Un cambiamento che offre indubbi vantaggi avendo però sovente come contraltare una banalizzazione e una superficialità diffuse, un giornalismo generalista sempre di più alla ricerca del sensazionalismo e, mal celatamente, contento di alimentare un dibattito sempre polemico e poco competente. La diffusione dell’idea di una “montagna per tutti”, corrisponde altresì a una maggiore attenzione che la “società” riserva a questo nostro mondo rispetto a un tempo. Purtroppo, quest’attenzione è accompagnata da una semplificazione etica spicciola, per esempio riguardo al tema “sicurezza”, con gli incidenti che sono in costante aumento.
Se da un lato questa crescita è fisiologica, dall’altro si finisce col trasformare un “fenomeno sociale” in un “allarme sociale”, scandito dai giudizi talvolta impietosi di schiere d’opinionisti sempre più estranei alla montagna, dall’invocazione di divieti, regole e sanzioni. Una situazione che è strettamente collegata al tema delle libertà e che rischia di condurre a conseguenze negative per tutti.
Anche gli appassionati “tradizionali” di montagna, che utilizzano i social media, sono diventati parte di questo meccanismo e si sono adagiati alla necessità di una comunicazione maggiormente basata sull’immagine.
“Storie” e “reel” hanno sostituito la narrazione, la condivisione delle emozioni attraverso le parole, con la scusa che i social non sono fatti per dilungarsi nella scrittura.

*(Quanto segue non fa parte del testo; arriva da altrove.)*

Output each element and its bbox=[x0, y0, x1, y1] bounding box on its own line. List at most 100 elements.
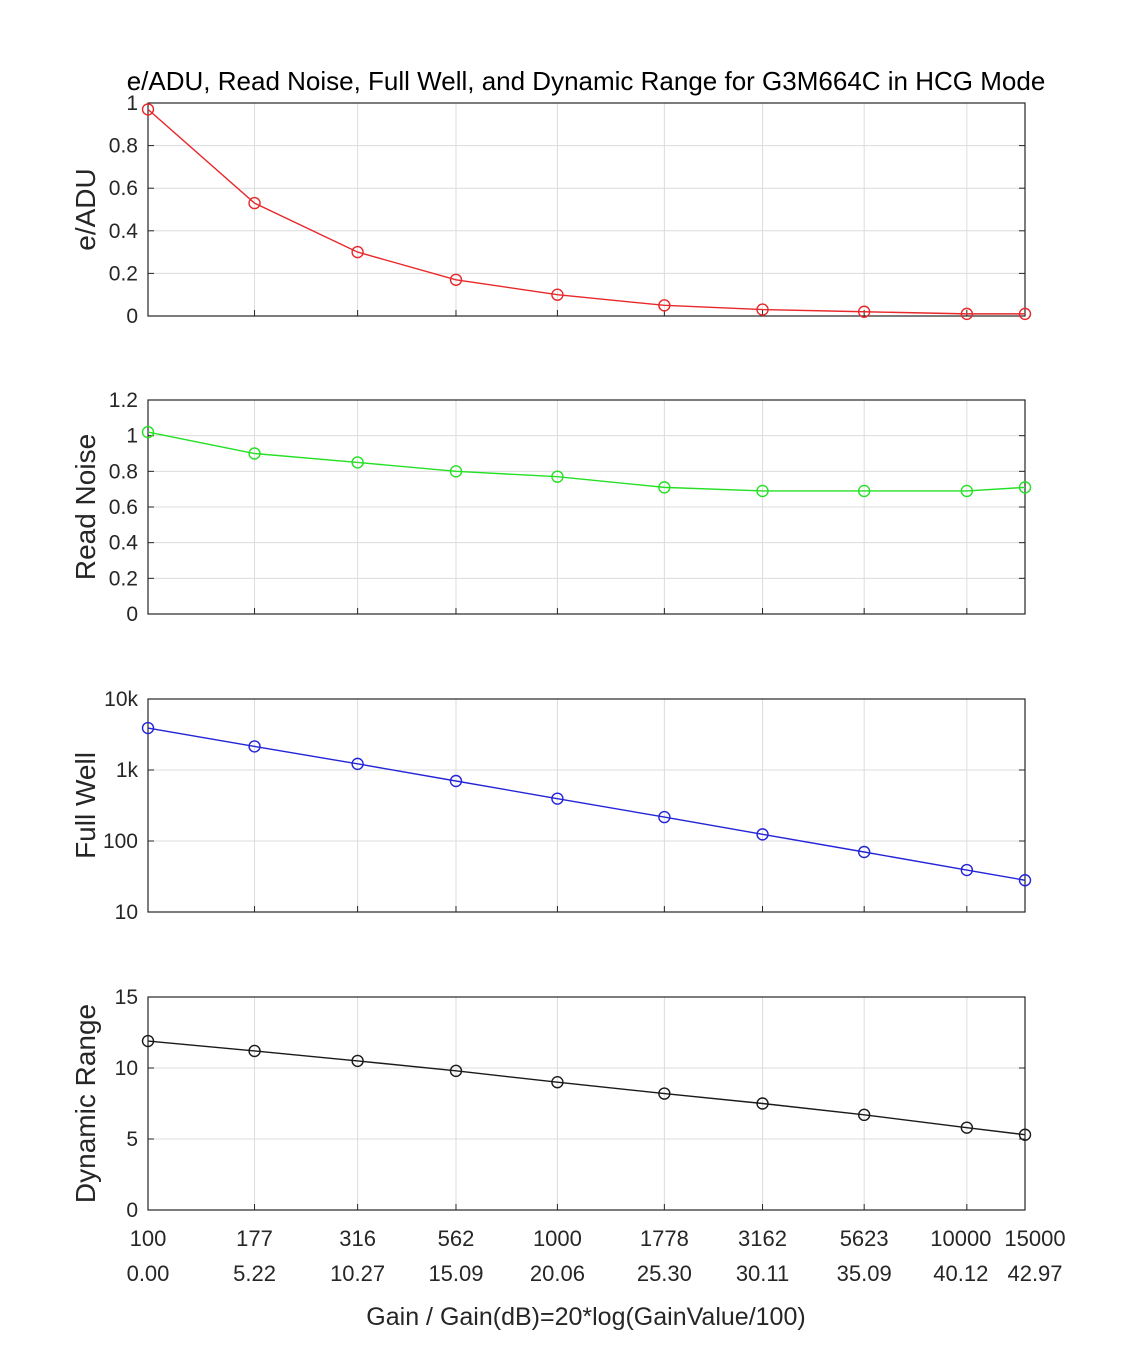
series-line bbox=[147, 727, 1026, 881]
data-point bbox=[351, 245, 364, 259]
data-point bbox=[351, 456, 364, 469]
x-tick-label-gain: 10000 bbox=[930, 1226, 991, 1251]
data-point bbox=[141, 103, 155, 116]
y-tick-label: 0 bbox=[126, 1199, 138, 1222]
data-point bbox=[756, 303, 769, 316]
x-tick-label-gain: 1778 bbox=[640, 1226, 689, 1251]
x-tick-label-gain: 15000 bbox=[1004, 1226, 1065, 1251]
data-point bbox=[551, 288, 564, 301]
y-tick-label: 15 bbox=[115, 986, 138, 1009]
y-tick-label: 10 bbox=[115, 901, 138, 924]
data-point bbox=[551, 470, 564, 483]
x-tick-label-db: 20.06 bbox=[530, 1261, 585, 1286]
y-tick-label: 1.2 bbox=[109, 389, 138, 412]
data-point bbox=[449, 774, 463, 788]
axes-frame bbox=[147, 996, 1026, 1211]
x-tick-label-gain: 3162 bbox=[738, 1226, 787, 1251]
x-tick-label-db: 15.09 bbox=[428, 1261, 483, 1286]
x-tick-label-gain: 5623 bbox=[840, 1226, 889, 1251]
data-point bbox=[449, 465, 463, 478]
data-point bbox=[857, 845, 871, 859]
data-point bbox=[141, 1034, 155, 1048]
data-point bbox=[658, 1087, 671, 1100]
data-point bbox=[248, 196, 261, 210]
x-axis-label: Gain / Gain(dB)=20*log(GainValue/100) bbox=[366, 1303, 805, 1331]
y-tick-label: 10k bbox=[104, 688, 138, 711]
y-tick-label: 0.6 bbox=[109, 177, 138, 200]
data-point bbox=[756, 484, 769, 498]
y-tick-label: 0.8 bbox=[109, 460, 138, 483]
y-tick-label: 1k bbox=[116, 759, 139, 782]
data-point bbox=[960, 863, 974, 877]
x-tick-label-gain: 177 bbox=[236, 1226, 273, 1251]
y-tick-label: 1 bbox=[126, 92, 138, 115]
data-point bbox=[857, 484, 871, 498]
y-tick-label: 0.8 bbox=[109, 135, 138, 158]
subplots: 0 0.2 0.4 0.6 0.8 1 e/ADU 0 0.2 0.4 0.6 0.8 1 1.2 Read… bbox=[70, 92, 1032, 1222]
y-axis-label: Dynamic Range bbox=[70, 1004, 101, 1203]
data-point bbox=[658, 299, 671, 312]
x-tick-label-db: 5.22 bbox=[233, 1261, 276, 1286]
data-point bbox=[248, 740, 261, 753]
y-tick-label: 0.2 bbox=[109, 262, 138, 285]
subplot-1: 0 0.2 0.4 0.6 0.8 1 e/ADU bbox=[70, 92, 1032, 328]
subplot-3: 10 100 1k 10k Full Well bbox=[70, 688, 1032, 924]
y-axis-label: Full Well bbox=[70, 752, 101, 859]
y-tick-label: 0 bbox=[126, 305, 138, 328]
data-point bbox=[658, 481, 671, 494]
data-point bbox=[141, 425, 155, 439]
data-point bbox=[449, 273, 463, 286]
data-point bbox=[449, 1064, 463, 1078]
x-tick-label-gain: 100 bbox=[130, 1226, 167, 1251]
x-tick-label-db: 35.09 bbox=[837, 1261, 892, 1286]
series-line bbox=[147, 1040, 1026, 1136]
y-tick-label: 100 bbox=[103, 830, 138, 853]
y-tick-label: 0.4 bbox=[109, 220, 139, 243]
y-axis-label: Read Noise bbox=[70, 434, 101, 580]
y-tick-label: 5 bbox=[126, 1128, 138, 1151]
data-point bbox=[1018, 307, 1032, 321]
data-point bbox=[756, 828, 769, 841]
x-tick-labels: 100 0.00 177 5.22 316 10.27 562 15.09 1000 20.06 1… bbox=[127, 1226, 1066, 1286]
data-point bbox=[756, 1097, 769, 1110]
x-tick-label-db: 10.27 bbox=[330, 1261, 385, 1286]
series-line bbox=[147, 108, 1025, 315]
axes-frame bbox=[147, 102, 1026, 317]
data-point bbox=[658, 810, 671, 824]
x-tick-label-gain: 316 bbox=[339, 1226, 376, 1251]
data-point bbox=[1018, 1128, 1032, 1141]
y-tick-label: 0 bbox=[126, 603, 138, 626]
subplot-4: 0 5 10 15 Dynamic Range bbox=[70, 986, 1032, 1222]
y-tick-label: 0.4 bbox=[109, 532, 139, 555]
data-point bbox=[960, 307, 974, 321]
data-point bbox=[248, 447, 261, 460]
data-point bbox=[141, 721, 155, 735]
x-tick-label-db: 40.12 bbox=[933, 1261, 988, 1286]
x-tick-label-gain: 1000 bbox=[533, 1226, 582, 1251]
y-tick-label: 0.2 bbox=[109, 567, 138, 590]
data-point bbox=[960, 484, 974, 498]
data-point bbox=[248, 1044, 261, 1058]
y-tick-label: 1 bbox=[126, 425, 138, 448]
data-point bbox=[960, 1121, 974, 1134]
chart-title: e/ADU, Read Noise, Full Well, and Dynami… bbox=[127, 66, 1046, 96]
axes-frame bbox=[147, 698, 1026, 913]
y-tick-label: 10 bbox=[115, 1057, 138, 1080]
axes-frame bbox=[147, 399, 1026, 615]
data-point bbox=[1018, 874, 1032, 887]
y-axis-label: e/ADU bbox=[70, 168, 101, 250]
data-point bbox=[351, 1054, 364, 1068]
series-line bbox=[147, 431, 1026, 492]
x-tick-label-db: 25.30 bbox=[637, 1261, 692, 1286]
x-tick-label-db: 42.97 bbox=[1007, 1261, 1062, 1286]
x-tick-label-db: 0.00 bbox=[127, 1261, 170, 1286]
subplot-2: 0 0.2 0.4 0.6 0.8 1 1.2 Read Noise bbox=[70, 389, 1032, 626]
y-tick-label: 0.6 bbox=[109, 496, 138, 519]
x-tick-label-gain: 562 bbox=[438, 1226, 475, 1251]
data-point bbox=[857, 1108, 871, 1122]
x-tick-label-db: 30.11 bbox=[736, 1261, 789, 1286]
data-point bbox=[1018, 481, 1032, 494]
data-point bbox=[857, 305, 871, 318]
data-point bbox=[551, 1075, 564, 1089]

Ci si sofferma all’impatto visivo, all’apparenza, spesso ricorrendo a fotografie che non hanno neppure più un gran valore semantico. Certamente lo scopo è di procurare il consenso immediato di amici virtuali.
Una certa resistenza culturale è offerta dai web journal di montagna e dai blog, che si sono inseriti nel vuoto editoriale cartaceo, continuando a puntare sulla competenza e proponendo contenuti di altissima qualità. Vi è poi il fenomeno delle “community alpinistiche”, piattaforme di utile scambio d’informazioni – in tempo quasi reale – sulle condizioni delle vie in montagna, del ghiaccio, della neve, dove però è necessario creare una progressiva rete di fiducia con chi sta dall’altra parte di uno sconosciuto nickname e senza che questo tipo d’informazione si sostituisca del tutto alla necessaria valutazione personale.

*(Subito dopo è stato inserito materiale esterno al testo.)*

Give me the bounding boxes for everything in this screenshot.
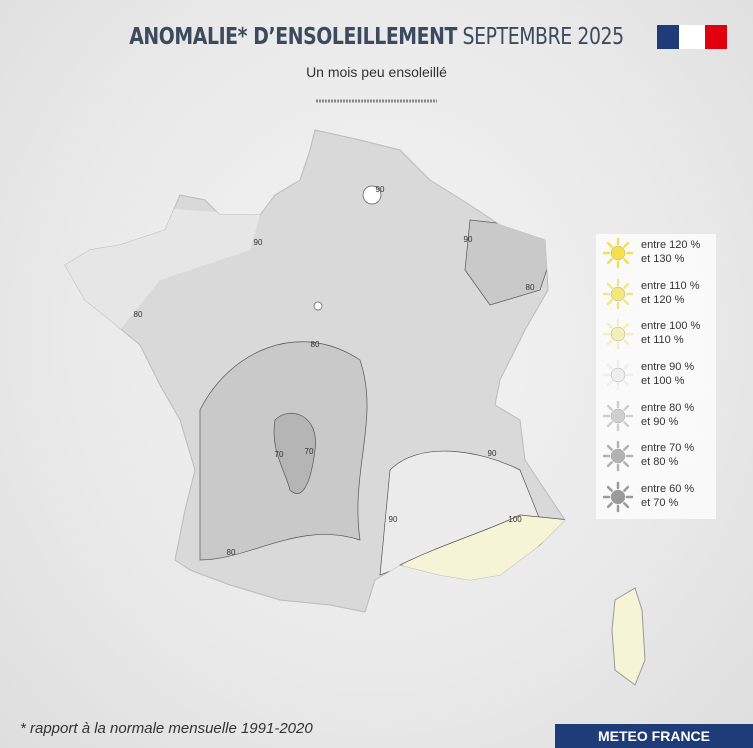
sun-ray xyxy=(623,485,630,493)
legend-line1: entre 110 % xyxy=(641,279,700,292)
sun-ray xyxy=(623,502,630,509)
legend-line1: entre 120 % xyxy=(641,239,701,251)
contour-label: 80 xyxy=(526,283,535,292)
sun-disc xyxy=(610,408,626,423)
contour-label: 70 xyxy=(275,450,284,459)
spot xyxy=(313,301,323,311)
legend-line2: et 110 % xyxy=(641,334,684,347)
sun-icon xyxy=(602,237,634,269)
sun-ray xyxy=(606,323,613,330)
sun-disc xyxy=(610,245,626,261)
sun-ray xyxy=(606,380,613,387)
title: ANOMALIE* D’ENSOLEILLEMENT SEPTEMBRE 202… xyxy=(68,24,685,50)
zones xyxy=(65,200,565,586)
sun-icon xyxy=(602,278,634,309)
legend-item: entre 80 % et 90 % xyxy=(596,397,716,438)
footnote: * rapport à la normale mensuelle 1991-20… xyxy=(20,720,313,737)
legend-line1: entre 90 % xyxy=(641,361,695,374)
legend-line1: entre 70 % xyxy=(641,442,695,455)
contour-label: 80 xyxy=(311,340,320,349)
sun-disc xyxy=(610,286,626,301)
title-bold: ANOMALIE* D’ENSOLEILLEMENT xyxy=(129,24,457,50)
legend-line2: et 90 % xyxy=(641,415,679,428)
logo-red xyxy=(705,25,727,49)
legend-line2: et 100 % xyxy=(641,375,685,388)
sun-ray xyxy=(623,404,630,411)
sun-ray xyxy=(606,339,613,346)
paris-spot xyxy=(362,185,382,205)
legend-line1: entre 60 % xyxy=(641,483,695,496)
legend-item: entre 60 % et 70 % xyxy=(596,478,716,519)
legend-item: entre 110 % et 120 % xyxy=(596,275,716,316)
legend-line2: et 120 % xyxy=(641,293,685,306)
sun-icon xyxy=(602,441,634,472)
contour-label: 90 xyxy=(464,235,473,244)
legend-line1: entre 80 % xyxy=(641,401,695,414)
contour-label: 90 xyxy=(376,185,385,194)
sun-ray xyxy=(606,485,613,493)
sun-ray xyxy=(606,502,613,509)
sun-icon xyxy=(602,400,634,431)
sun-ray xyxy=(623,258,630,265)
sun-disc xyxy=(610,367,626,383)
subtitle: Un mois peu ensoleillé xyxy=(306,64,447,80)
sun-ray xyxy=(623,420,630,427)
sun-disc xyxy=(610,449,626,464)
sun-ray xyxy=(606,298,613,305)
sun-ray xyxy=(623,282,630,289)
contour-label: 90 xyxy=(254,238,263,247)
zone-60-70 xyxy=(273,412,316,494)
legend-line2: et 80 % xyxy=(641,456,679,469)
sun-ray xyxy=(623,298,630,305)
legend-item: entre 90 % et 100 % xyxy=(596,356,716,397)
sun-ray xyxy=(606,461,613,468)
sun-ray xyxy=(623,323,630,330)
sun-ray xyxy=(606,282,613,289)
sun-icon xyxy=(602,319,634,350)
sun-ray xyxy=(623,241,630,248)
corsica xyxy=(611,587,646,686)
sun-ray xyxy=(623,380,630,387)
sun-ray xyxy=(623,445,630,452)
sun-ray xyxy=(623,363,630,370)
contour-label: 100 xyxy=(508,515,522,524)
title-light: SEPTEMBRE 2025 xyxy=(462,24,625,50)
contour-label: 90 xyxy=(389,515,398,524)
sun-disc xyxy=(610,489,626,505)
contour-label: 90 xyxy=(488,449,497,458)
contour-label: 70 xyxy=(305,447,314,456)
sun-disc xyxy=(610,327,626,342)
contour-label: 80 xyxy=(134,310,143,319)
legend-item: entre 70 % et 80 % xyxy=(596,437,716,478)
legend-line2: et 70 % xyxy=(641,497,679,510)
legend: entre 120 % et 130 % entre 110 % et 120 % en… xyxy=(596,234,716,519)
legend-line2: et 130 % xyxy=(641,253,685,265)
sun-ray xyxy=(623,461,630,468)
sun-ray xyxy=(606,363,613,370)
sun-ray xyxy=(606,420,613,427)
legend-item: entre 100 % et 110 % xyxy=(596,315,716,356)
legend-item: entre 120 % et 130 % xyxy=(596,234,716,275)
sun-ray xyxy=(606,445,613,452)
brand: METEO FRANCE xyxy=(555,724,753,748)
legend-line1: entre 100 % xyxy=(641,320,701,333)
sun-icon xyxy=(602,359,634,391)
sun-ray xyxy=(606,241,613,248)
sun-icon xyxy=(602,481,634,513)
logo-blue xyxy=(657,25,679,49)
sun-ray xyxy=(606,404,613,411)
sun-ray xyxy=(606,258,613,265)
sun-ray xyxy=(623,339,630,346)
contour-label: 80 xyxy=(227,548,236,557)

Quale ruolo per il G.I.S.M. - Gruppo Italiano Scrittori di Montagna - in un mondo in così continua evoluzione?
Da sempre il nostro gruppo, più di qualsiasi altra associazione o istituzione alpina, ha fatto del racconto della montagna il perno centrale della sua esistenza, nel segno di un ideale e nella convinzione che la conoscenza sia il cardine di ogni processo evolutivo.
Il nostro compito è continuare a farlo essendo i protagonisti e i promotori di una comunicazione “etica”. Non solo affrontando i temi a noi cari e le sfide cui saremo chiamati a rispondere con competenza ma promuovendo un “rinascimento alpino”, contro ogni tentativo di banalizzare la montagna, di trasformarla in un mondo senza ideali e asservito alle logiche del mercato.

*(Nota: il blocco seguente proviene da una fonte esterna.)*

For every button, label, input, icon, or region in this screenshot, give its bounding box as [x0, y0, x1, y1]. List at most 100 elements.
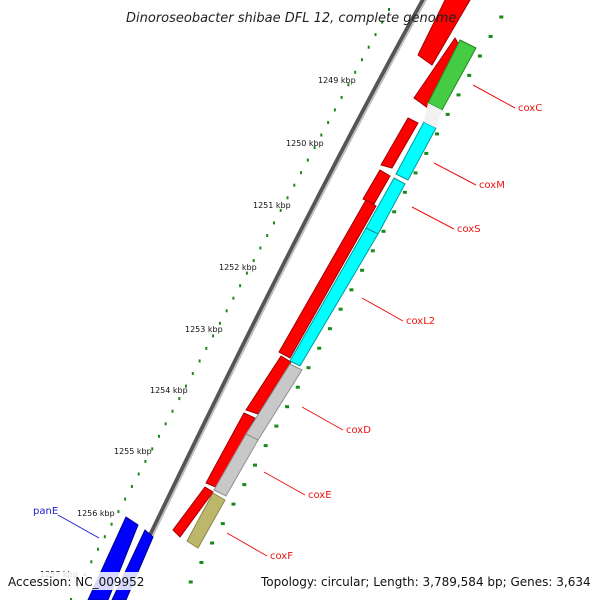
- gene-label-panE: panE: [33, 506, 58, 517]
- gc-dot: [338, 307, 343, 311]
- gc-dot: [232, 296, 235, 300]
- gc-dot: [90, 560, 93, 564]
- gc-dot: [279, 208, 282, 212]
- gc-dot: [137, 472, 140, 476]
- tick-label: 1256 kbp: [77, 509, 115, 518]
- gene-label-coxE: coxE: [308, 490, 332, 501]
- gc-dot: [220, 522, 225, 526]
- gc-dot: [360, 268, 365, 272]
- gc-dot: [413, 171, 418, 175]
- map-title: Dinoroseobacter shibae DFL 12, complete …: [126, 11, 456, 26]
- gc-dot: [218, 321, 221, 325]
- gc-dot: [477, 54, 482, 58]
- gc-dot: [245, 271, 248, 275]
- gc-dot: [198, 359, 201, 363]
- gc-dot: [210, 541, 215, 545]
- gc-dot: [306, 158, 309, 162]
- gc-dot: [252, 259, 255, 263]
- cds-arrow-coxS-fwd: [362, 169, 391, 205]
- gc-dot: [124, 497, 127, 501]
- gene-label-coxD: coxD: [346, 425, 371, 436]
- gc-dot: [456, 93, 461, 97]
- gc-dot: [354, 70, 357, 74]
- gc-dot: [171, 409, 174, 413]
- cds-coxF: [186, 492, 226, 549]
- gc-dot: [191, 372, 194, 375]
- gc-dot: [317, 346, 322, 350]
- gc-dot: [263, 444, 268, 448]
- gene-label-coxC: coxC: [518, 103, 542, 114]
- gc-dot: [103, 535, 106, 539]
- gc-dot: [231, 502, 236, 506]
- gene-label-coxS: coxS: [457, 224, 481, 235]
- cds-pale-gap: [424, 103, 442, 128]
- gc-dot: [110, 522, 113, 526]
- gc-dot: [205, 346, 208, 350]
- gc-dot: [488, 35, 493, 38]
- gc-dot: [178, 397, 181, 401]
- gene-label-coxL2: coxL2: [406, 316, 435, 327]
- gc-dot: [158, 434, 160, 438]
- gc-dot: [340, 95, 343, 99]
- gc-dot: [300, 171, 302, 175]
- gene-label-coxM: coxM: [479, 180, 505, 191]
- gc-dot: [151, 447, 154, 451]
- cds-arrow-top: [417, 0, 471, 66]
- gc-dot: [388, 8, 390, 11]
- gc-dot: [313, 146, 316, 150]
- gc-dot: [381, 229, 386, 233]
- gc-dot: [185, 384, 187, 388]
- gc-dot: [402, 190, 407, 194]
- gc-dot: [424, 151, 429, 155]
- tick-label: 1251 kbp: [253, 201, 291, 210]
- gc-dot: [333, 108, 336, 112]
- gc-dot: [274, 424, 279, 428]
- gc-dot: [130, 485, 133, 488]
- gc-dot: [327, 121, 330, 124]
- cds-arrow-coxL2-fwd: [278, 199, 377, 359]
- gc-dot: [285, 405, 290, 409]
- gc-dot: [306, 366, 311, 370]
- gc-dot: [239, 284, 242, 288]
- gc-dot: [266, 234, 269, 237]
- gc-dot: [347, 83, 350, 87]
- tick-label: 1249 kbp: [318, 76, 356, 85]
- cds-coxE: [213, 433, 259, 497]
- gc-dot: [117, 510, 120, 514]
- gc-track-outer: [70, 8, 390, 600]
- gc-dot: [370, 249, 375, 253]
- accession-label: Accession: NC_009952: [8, 575, 144, 589]
- gc-dot: [445, 112, 450, 116]
- gc-dot: [435, 132, 439, 136]
- tick-label: 1255 kbp: [114, 447, 152, 456]
- cds-coxL2: [289, 227, 379, 367]
- tick-label: 1252 kbp: [219, 263, 257, 272]
- gc-dot: [242, 483, 247, 487]
- gc-dot: [374, 33, 377, 37]
- gc-dot: [144, 459, 147, 463]
- gc-dot: [360, 58, 363, 62]
- tick-label: 1254 kbp: [150, 386, 188, 395]
- tick-label: 1250 kbp: [286, 139, 324, 148]
- gc-dot: [286, 196, 289, 200]
- gc-dot: [327, 327, 332, 331]
- gc-dot: [349, 288, 354, 292]
- gc-dot: [70, 598, 72, 600]
- reverse-cds-track: [186, 39, 477, 549]
- gc-dot: [188, 580, 193, 584]
- gc-dot: [225, 309, 228, 313]
- gene-labels: coxC coxM coxS coxL2 coxD coxE coxF panE: [33, 84, 542, 562]
- gc-dot: [367, 45, 370, 49]
- gc-dot: [392, 210, 397, 214]
- cds-arrow-coxF-fwd: [172, 486, 214, 538]
- gc-dot: [253, 463, 257, 467]
- gc-dot: [295, 385, 300, 389]
- gc-dot: [164, 422, 167, 426]
- gene-label-coxF: coxF: [270, 551, 293, 562]
- tick-label: 1253 kbp: [185, 325, 223, 334]
- cds-arrow-coxM-fwd: [380, 117, 419, 169]
- gc-dot: [97, 547, 100, 551]
- gc-dot: [320, 133, 323, 137]
- gc-dot: [467, 73, 472, 77]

Una dimensione in cui si fa largo la rissa mediatica ed è in incubazione la tentazione del controllo e della “norma”. L’annuario “Montagna”, che oso definire una rivista di cultura alpina a tutto tondo, è la sintesi di questa volontà di accettare la sfida dei nostri tempi forti dei solidi ideali del passato.
Laddove si sentirà il bisogno di raccontare la montagna, il G.I.S.M. ci sarà.